The state didn’t officially adopt the song until 1939, but legislators have tried — and failed — since the 1970s to replace or edit it, the Baltimore Sun reported this month. One delegate on Monday proposed replacing it with “The Star Spangled Banner,” written by fellow Marylander Francis Scott Key, though that amendment was rejected.

Racial injustice spurred calls for the song’s repeal

George Floyd’s death at the hands of police in Minnesota reignited national attention to anti-Black racism and states’ racist histories, including what symbols they revered.

Kagan, who also cited the deaths of Freddie Gray, a Baltimore man who died from injuries he sustained in police custody, and Breonna Taylor, said the “pressure to finally get rid of offensive Confederate-themed symbols … became consensus.”

The Maryland Senate voted unanimously to repeal the song earlier this month, Kagan said. The most recent bill marked the third time she sponsored the repeal, a stance her predecessor in the Senate shared.

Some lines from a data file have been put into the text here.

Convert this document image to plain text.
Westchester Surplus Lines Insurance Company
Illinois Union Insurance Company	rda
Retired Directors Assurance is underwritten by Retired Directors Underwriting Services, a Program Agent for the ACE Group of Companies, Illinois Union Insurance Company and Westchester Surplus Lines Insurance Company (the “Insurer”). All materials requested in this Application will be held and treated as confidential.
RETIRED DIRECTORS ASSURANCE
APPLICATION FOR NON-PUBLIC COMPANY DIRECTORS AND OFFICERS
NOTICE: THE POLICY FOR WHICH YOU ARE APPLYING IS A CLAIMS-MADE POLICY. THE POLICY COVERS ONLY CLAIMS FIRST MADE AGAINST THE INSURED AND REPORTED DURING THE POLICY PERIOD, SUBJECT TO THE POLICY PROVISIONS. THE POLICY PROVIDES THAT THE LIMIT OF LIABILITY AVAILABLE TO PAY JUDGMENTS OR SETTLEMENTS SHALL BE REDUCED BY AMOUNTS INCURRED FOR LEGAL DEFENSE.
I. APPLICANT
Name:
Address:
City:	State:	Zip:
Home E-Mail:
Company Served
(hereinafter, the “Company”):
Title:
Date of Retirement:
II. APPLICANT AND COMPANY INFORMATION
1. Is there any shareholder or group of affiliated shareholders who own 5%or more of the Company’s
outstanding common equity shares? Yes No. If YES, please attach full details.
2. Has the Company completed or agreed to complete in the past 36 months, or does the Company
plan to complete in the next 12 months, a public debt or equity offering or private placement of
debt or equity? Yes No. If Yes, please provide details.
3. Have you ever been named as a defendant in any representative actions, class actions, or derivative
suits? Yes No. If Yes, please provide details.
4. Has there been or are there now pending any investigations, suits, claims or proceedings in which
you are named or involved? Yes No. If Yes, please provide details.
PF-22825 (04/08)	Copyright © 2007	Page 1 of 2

As of now, there is no song set to replace “Maryland, My Maryland” as the state song. Previous iterations of the legislation proposed a competition to select a new song, but Kagan said that, given the pandemic, it “was not an appropriate use of our limited time” to focus on a replacement (though she said that Rep. Jamie Raskin, a former Maryland state senator, had written a state song that could one day be a worthy successor).

“I wanted to put brackets around the state song and move on,” she said. “In future years, we can have a conversation about the new state song.”

It’s up to Gov. Hogan to sign off on the repeal. Kagan said she’d be surprised if the governor, a moderate Republican, didn’t approve the repeal and “join us in celebrating.”